Labdisc brings abstract science alive in a rural South African secondary School
Christopher Maxwell, STEM Product Manager at Edit Microsystems visited a rural South African school where 800 students must share a single science lab equipped with 11 computers. The school invited Mr. Maxwell to provide 11th grade learners, struggling with complicated science concepts, with some Labdisc inspiration. Mr. Maxwell took the Labdisc to address two of the more abstract topics in the local curriculum: Boyle’s Law and Newton’s Laws of Motion.

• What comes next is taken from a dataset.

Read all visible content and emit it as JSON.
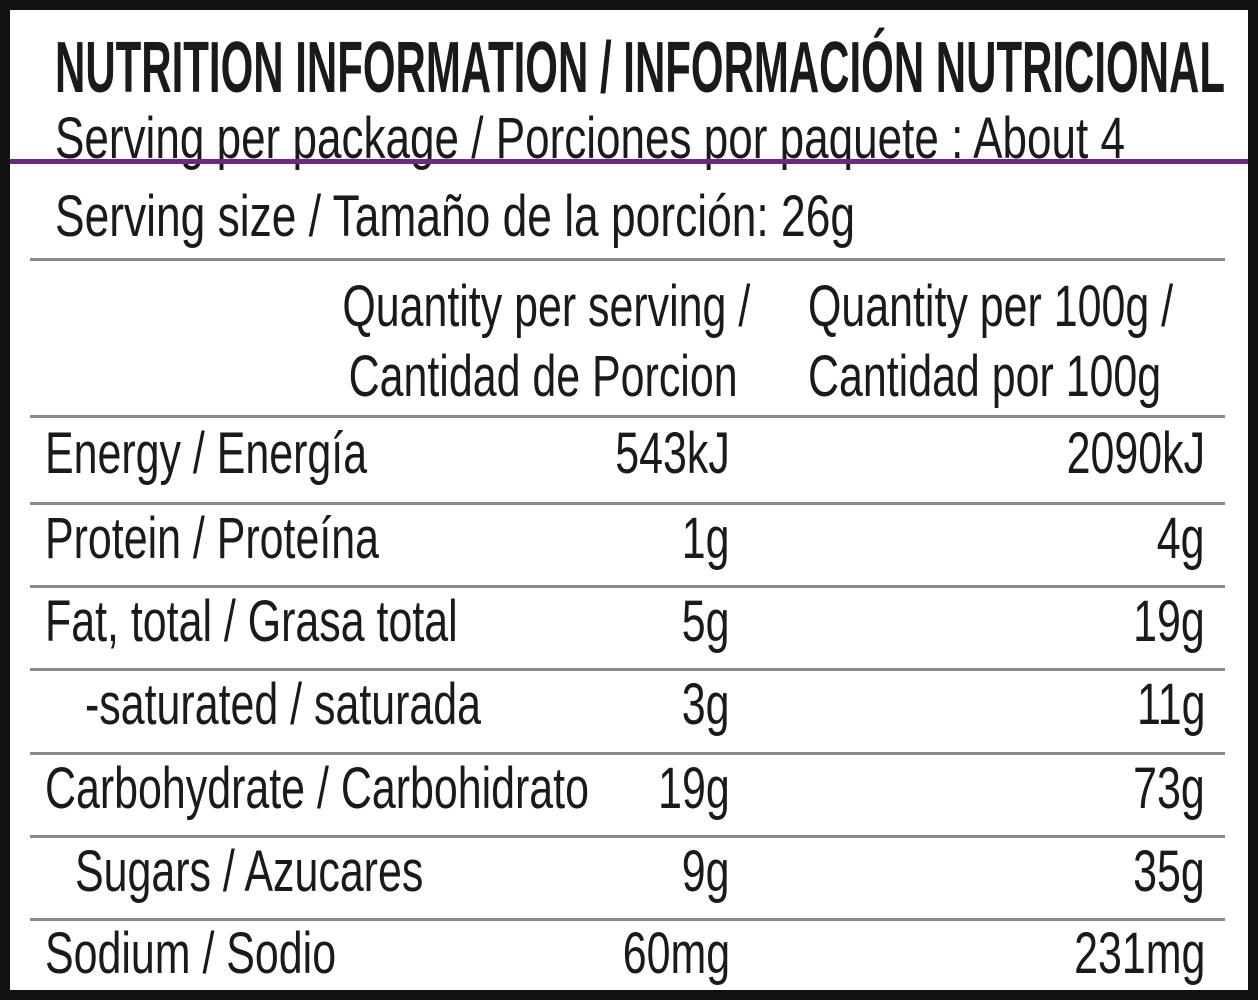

“For students, understanding Boyle’s relationship between pressure and volume and mapping this onto a graph for interpretation was a challenge. I am a big fan of the Labdisc as a fantastic solution for schools because you can spend more time talking about the results than setting up or preparing for the experiment which can take a lot of time. We followed the Labdisc built-in Boyle’s Law activity and since performing the experiment took less than a minute, we could run it three times and really spend time analyzing the data that built on the graph.
Then we addressed the earth’s gravity – which all the students knew was 9.8 m/s², but when asked how they knew that they said “because our teacher told us”. When asked what the classroom’s gravity was they hesitated, thinking it could be different. This is a classic example of the need for a hands-on experiment which can make this abstract concept much more tangible. Again we used the Labdisc built-in activity with a ping pong ball and analyzed our graph data which involves more advanced mathematical functions in the software.
After introducing the Labdisc to the students the difference was striking in how they were able to relate to the science concepts they had learnt. The Labdisc provides an ideal STEM hands-on inquiry based solution. It is very user-friendly and integrates so well with technology which is something that kids are familiar with and engaged by.”